Naquela época, em que a expectativa de ganhar um
brinquedo só existia (e quando existia) para a maior parte das crianças no
aniversário ou no Natal, assim como a maior parte dos meninos da minha geração,
criei muitos objetos para o meu lazer, algumas vezes tirando a ideia de um
livro de Ciências e noutras, da minha própria imaginação.
Saudosismo
à parte, eu me sinto feliz por haver pertencido a uma geração de crianças
criadas no interior, onde não havia ainda chegado nem mesmo a televisão que,
naquela época, só era transmitida para as capitais e para as grandes cidades do
centro-sul do país.
Portanto,
os nossos brinquedos não eram, em sua maioria, comprados em lojas ou sugeridos
e instigados aos pequenos por programas de desenhos animados. Muitos deles,
aliás, eram construídos por nós mesmos, com os recursos que tínhamos à nossa
disposição: pedaços de madeira, caixas de papelão e vidros vazios ou tiras de
câmaras de ar, forquilhas de goiabeira e outras coisas do gênero.
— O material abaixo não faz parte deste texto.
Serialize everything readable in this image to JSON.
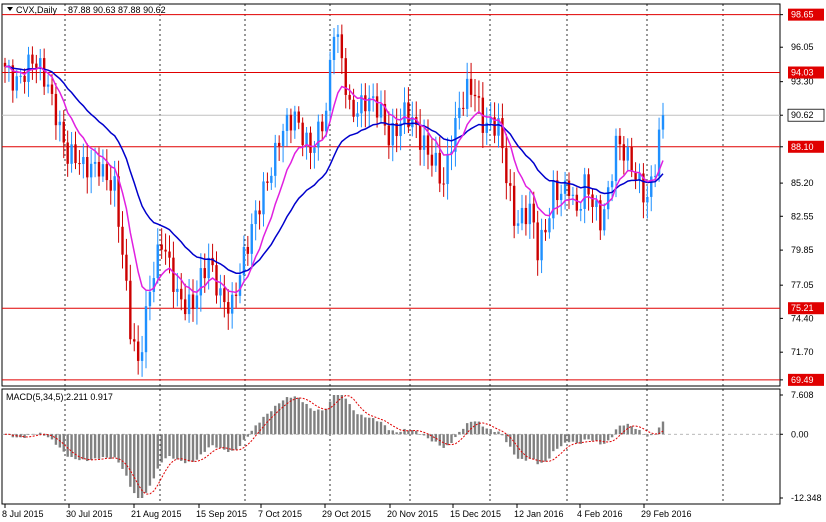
{
  "chart_data": {
    "type": "candlestick",
    "title": "CVX,Daily  87.88 90.63 87.88 90.62",
    "symbol_label": "CVX,Daily",
    "ohlc_label": "87.88 90.63 87.88 90.62",
    "price_axis": {
      "ylim": [
        69.0,
        99.5
      ],
      "ticks": [
        "98.65",
        "96.05",
        "93.30",
        "90.62",
        "88.10",
        "85.20",
        "82.55",
        "79.85",
        "77.05",
        "74.40",
        "71.70",
        "69.49"
      ],
      "tick_values": [
        98.65,
        96.05,
        93.3,
        90.62,
        88.1,
        85.2,
        82.55,
        79.85,
        77.05,
        74.4,
        71.7,
        69.49
      ]
    },
    "levels": [
      {
        "value": 98.65,
        "label": "98.65",
        "color": "#e00000"
      },
      {
        "value": 94.03,
        "label": "94.03",
        "color": "#e00000"
      },
      {
        "value": 88.1,
        "label": "88.10",
        "color": "#e00000"
      },
      {
        "value": 75.21,
        "label": "75.21",
        "color": "#e00000"
      },
      {
        "value": 69.49,
        "label": "69.49",
        "color": "#e00000"
      }
    ],
    "current_price": {
      "value": 90.62,
      "label": "90.62"
    },
    "x_labels": [
      "8 Jul 2015",
      "30 Jul 2015",
      "21 Aug 2015",
      "15 Sep 2015",
      "7 Oct 2015",
      "29 Oct 2015",
      "20 Nov 2015",
      "15 Dec 2015",
      "12 Jan 2016",
      "4 Feb 2016",
      "29 Feb 2016"
    ],
    "anchor_points": [
      [
        0,
        94.5
      ],
      [
        3,
        93.8
      ],
      [
        7,
        94.6
      ],
      [
        11,
        93.0
      ],
      [
        13,
        91.3
      ],
      [
        16,
        87.5
      ],
      [
        20,
        86.0
      ],
      [
        24,
        87.2
      ],
      [
        28,
        84.5
      ],
      [
        32,
        73.5
      ],
      [
        34,
        71.2
      ],
      [
        37,
        77.0
      ],
      [
        40,
        80.0
      ],
      [
        44,
        76.5
      ],
      [
        48,
        75.7
      ],
      [
        52,
        78.5
      ],
      [
        55,
        76.5
      ],
      [
        58,
        75.8
      ],
      [
        62,
        79.8
      ],
      [
        66,
        85.0
      ],
      [
        70,
        88.8
      ],
      [
        74,
        90.0
      ],
      [
        78,
        88.5
      ],
      [
        82,
        90.5
      ],
      [
        84,
        97.2
      ],
      [
        86,
        95.0
      ],
      [
        88,
        91.5
      ],
      [
        92,
        91.6
      ],
      [
        96,
        90.5
      ],
      [
        98,
        89.2
      ],
      [
        102,
        91.0
      ],
      [
        106,
        88.2
      ],
      [
        110,
        87.3
      ],
      [
        112,
        85.5
      ],
      [
        114,
        88.3
      ],
      [
        118,
        92.5
      ],
      [
        120,
        93.0
      ],
      [
        122,
        90.5
      ],
      [
        126,
        89.2
      ],
      [
        128,
        85.5
      ],
      [
        130,
        82.5
      ],
      [
        134,
        83.5
      ],
      [
        136,
        79.5
      ],
      [
        138,
        80.8
      ],
      [
        140,
        84.5
      ],
      [
        144,
        85.5
      ],
      [
        146,
        82.5
      ],
      [
        148,
        84.5
      ],
      [
        152,
        82.5
      ],
      [
        154,
        84.8
      ],
      [
        156,
        88.5
      ],
      [
        160,
        86.0
      ],
      [
        164,
        84.5
      ],
      [
        166,
        87.0
      ],
      [
        168,
        90.62
      ]
    ],
    "bar_count": 169,
    "colors": {
      "up": "#1e90ff",
      "down": "#cc0000",
      "ma_fast": "#e020e0",
      "ma_slow": "#0000cc",
      "level_line": "#e00000",
      "macd_hist": "#808080",
      "macd_signal": "#e00000"
    },
    "macd": {
      "label": "MACD(5,34,5) 2.211 0.917",
      "ylim": [
        -12.348,
        7.608
      ],
      "ticks": [
        "7.608",
        "0.00",
        "-12.348"
      ],
      "tick_values": [
        7.608,
        0.0,
        -12.348
      ]
    }
  }
}
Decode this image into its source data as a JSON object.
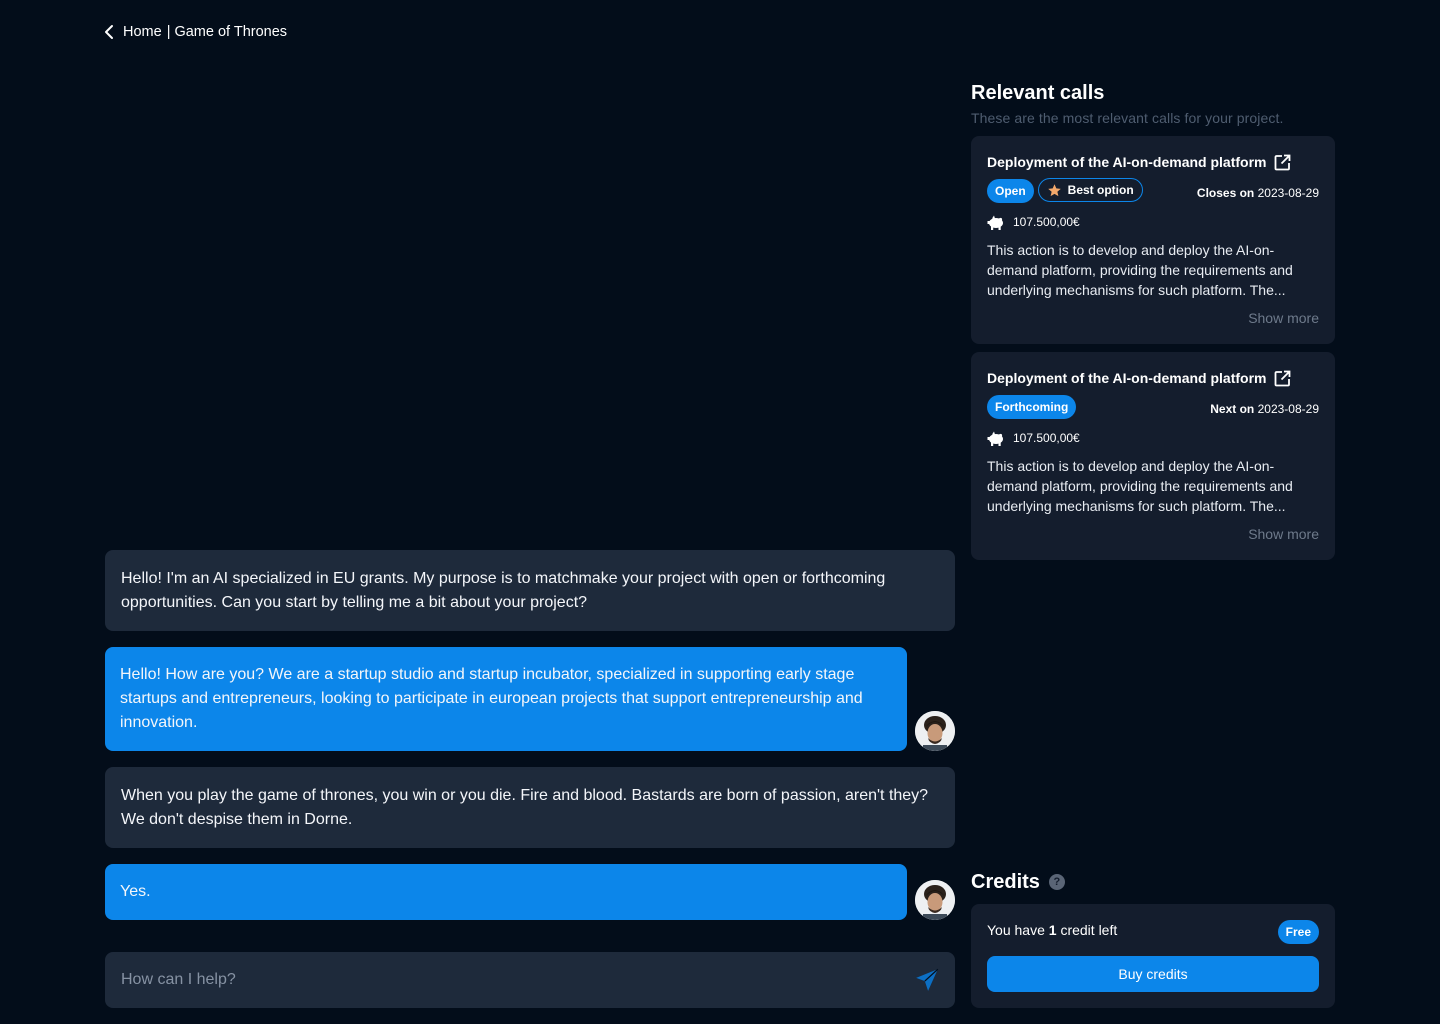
{
  "breadcrumb": {
    "home": "Home",
    "separator": "|",
    "current": "Game of Thrones"
  },
  "chat": {
    "messages": [
      {
        "role": "bot",
        "text": "Hello! I'm an AI specialized in EU grants. My purpose is to matchmake your project with open or forthcoming opportunities. Can you start by telling me a bit about your project?"
      },
      {
        "role": "user",
        "text": "Hello! How are you? We are a startup studio and startup incubator, specialized in supporting early stage startups and entrepreneurs, looking to participate in european projects that support entrepreneurship and innovation."
      },
      {
        "role": "bot",
        "text": "When you play the game of thrones, you win or you die. Fire and blood. Bastards are born of passion, aren't they? We don't despise them in Dorne."
      },
      {
        "role": "user",
        "text": "Yes."
      }
    ],
    "input_placeholder": "How can I help?"
  },
  "relevant_calls": {
    "title": "Relevant calls",
    "subtitle": "These are the most relevant calls for your project.",
    "calls": [
      {
        "title": "Deployment of the AI-on-demand platform",
        "status": "Open",
        "tag": "Best option",
        "date_label": "Closes on",
        "date": "2023-08-29",
        "amount": "107.500,00€",
        "description": "This action is to develop and deploy the AI-on-demand platform, providing the requirements and underlying mechanisms for such platform. The...",
        "show_more": "Show more"
      },
      {
        "title": "Deployment of the AI-on-demand platform",
        "status": "Forthcoming",
        "date_label": "Next on",
        "date": "2023-08-29",
        "amount": "107.500,00€",
        "description": "This action is to develop and deploy the AI-on-demand platform, providing the requirements and underlying mechanisms for such platform. The...",
        "show_more": "Show more"
      }
    ]
  },
  "credits": {
    "title": "Credits",
    "help_icon": "?",
    "text_before": "You have ",
    "count": "1",
    "text_after": " credit left",
    "plan": "Free",
    "buy_label": "Buy credits"
  },
  "colors": {
    "background": "#030d1a",
    "bubble_bot": "#1e2a3b",
    "accent": "#0c86ea",
    "card": "#141d2d"
  }
}
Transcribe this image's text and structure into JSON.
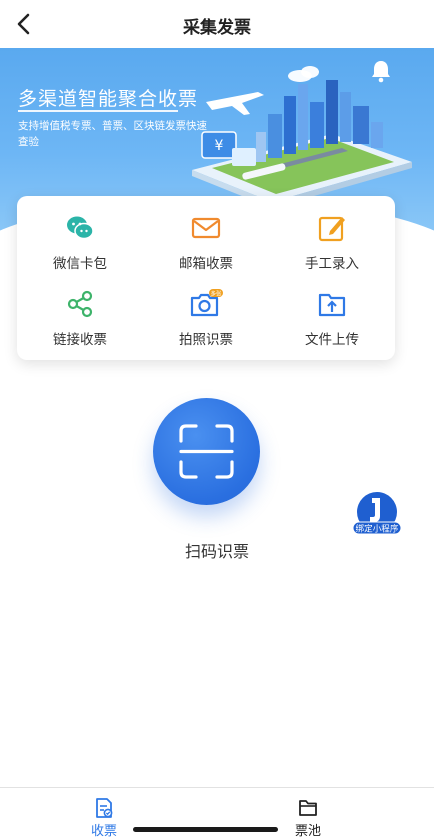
{
  "header": {
    "title": "采集发票",
    "back_icon": "chevron-left-icon"
  },
  "banner": {
    "headline": "多渠道智能聚合收票",
    "subtitle": "支持增值税专票、普票、区块链发票快速查验",
    "bell_icon": "bell-icon",
    "accent": "#5aa9ef"
  },
  "methods": [
    {
      "label": "微信卡包",
      "icon": "wechat-icon",
      "color": "#2bb4a8"
    },
    {
      "label": "邮箱收票",
      "icon": "mail-icon",
      "color": "#f08a2e"
    },
    {
      "label": "手工录入",
      "icon": "edit-icon",
      "color": "#f0a020"
    },
    {
      "label": "链接收票",
      "icon": "share-link-icon",
      "color": "#3db36a"
    },
    {
      "label": "拍照识票",
      "icon": "camera-icon",
      "color": "#2f79e6",
      "badge": "多张"
    },
    {
      "label": "文件上传",
      "icon": "folder-upload-icon",
      "color": "#2f79e6"
    }
  ],
  "scan": {
    "label": "扫码识票",
    "icon": "scan-icon",
    "color": "#2a6fe0"
  },
  "mini_program": {
    "label": "绑定小程序"
  },
  "tabs": [
    {
      "label": "收票",
      "icon": "receipt-icon",
      "active": true,
      "color": "#2f79e6"
    },
    {
      "label": "票池",
      "icon": "folder-icon",
      "active": false,
      "color": "#222222"
    }
  ]
}
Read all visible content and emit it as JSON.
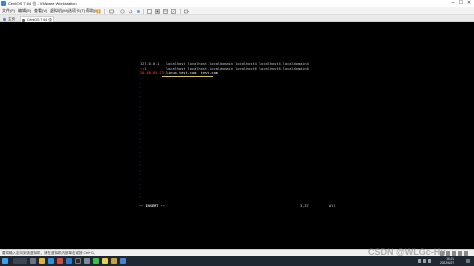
{
  "window": {
    "title": "CentOS 7 64 位 - VMware Workstation",
    "controls": {
      "minimize": "─",
      "maximize": "☐",
      "close": "✕"
    }
  },
  "menu": {
    "items": [
      "文件(F)",
      "编辑(E)",
      "查看(V)",
      "虚拟机(M)",
      "选项卡(T)",
      "帮助(H)"
    ]
  },
  "toolbar": {
    "icons": [
      "pause-icon",
      "send-ctrl-alt-del-icon",
      "snapshot-icon",
      "revert-snapshot-icon",
      "snapshot-manager-icon",
      "fullscreen-icon",
      "unity-icon",
      "console-view-icon",
      "stretch-icon",
      "settings-icon"
    ]
  },
  "tabs": [
    {
      "label": "主页",
      "icon": "home-icon"
    },
    {
      "label": "CentOS 7 64 位",
      "icon": "vm-icon",
      "close": "×"
    }
  ],
  "terminal": {
    "lines": [
      "127.0.0.1   localhost localhost.localdomain localhost4 localhost4.localdomain4",
      "::1         localhost localhost.localdomain localhost6 localhost6.localdomain6"
    ],
    "prompt": "20.88.85.73",
    "command": " linux.test.com  test.com",
    "tilde": "~",
    "mode": "-- INSERT --",
    "position": "3,37",
    "percent": "All"
  },
  "vmhint": {
    "text": "要将输入定向到该虚拟机，请在虚拟机内部单击或按 Ctrl+G。"
  },
  "watermark": "CSDN @WLGc-Hu",
  "taskbar": {
    "apps": [
      "windows-start-icon",
      "task-view-icon",
      "file-explorer-icon",
      "edge-icon",
      "chrome-icon",
      "vscode-icon",
      "terminal-icon",
      "vmware-icon",
      "wechat-icon",
      "notes-icon",
      "folder-icon",
      "mail-icon"
    ],
    "clock": "16:21",
    "date": "2022/6/27"
  },
  "colors": {
    "console_bg": "#000000",
    "tilde": "#3a3ad8",
    "prompt_red": "#ff4646",
    "underline_yellow": "#e6c418",
    "taskbar_bg": "#1f2733"
  }
}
Para tanto, também concorriam, de forma estupenda, as
nossas aulas de Ciências ou de Trabalhos Manuais, num sistema de escolarização
em que todos os alunos — meninos ou meninas — tinham de aprender a construir
algumas coisas, com serrinha tico-tico, cola, compensado, cortiça, papelão,
tesoura e fitas. Porque as “diretrizes e bases da educação nacional” entendiam
que tais práticas ajudavam a desenvolver as potencialidades dos infantes.
Por
conta disso, certa vez chamusquei o rosto todo, testando um revolver que
resolvi fazer, utilizando um pedaço de cano galvanizado. E, de outra feita,
provoquei um curto-circuito e quase incendiei a casa, tentando fazer funcionar
um projetor de cinema, que nem de cinema era, mas apenas de uns pedaços de
negativo que consegui com um porteiro do Cine Broadway, lá na minha terra natal.
Não
era como esse tempo de agora, em que os educadores são obrigados a discutir “competências
e habilidades”, nas intermináveis reuniões pedagógicas ao início de cada
semestre. Mas que, no correr do período letivo, cuida-se (e cada vez mais) de
fazer as crianças compreenderem que, neste mundo de Deus, é cada um por si e
Deus por todos, para quem acredita nele.
Sinto saudade e certa melancolia desse tempo. Não por
puro saudosismo, como já disse e repito, mas porque sinto pena dessas gerações
mais recentes, que vão perdendo a inocência prematuramente e são obrigadas a pular
etapas, na pista de competições que é o caminho inexorável de suas vidas. E me
penaliza essa coorte de crianças que não se sentem instigadas a inventarem
brincadeiras e brinquedos, porque os aplicativos, que baixam da internet, já
trazem todos os jogos prontos.
A primeira vez em que me dei conta de que o universo das
crianças estava se transformando nessa direção, já faz um bom tempo. Foi quando
uma criança da minha família ganhou um boneco lindo, um produto importado e que
parecia um bebê de verdade.
Ela
mexeu com o brinquedo, apertou prá lá e prá cá, virou de cabeça para cima e
para baixo e depois, com um ar de quem não estava entendendo direito, devolveu o
boneco para quem lhe dera o presente e pediu:
— Agora bota as pilhas.
Era a réplica perfeita de um bebê, mas não usava nenhuma
pilha, claro! E todos acharam muita graça na decepção da pequena, cuja
compreensão era a de que todo brinquedo, para fazer algo de interessante — como
rir, chorar ou algum movimento — deveria funcionar com pilhas.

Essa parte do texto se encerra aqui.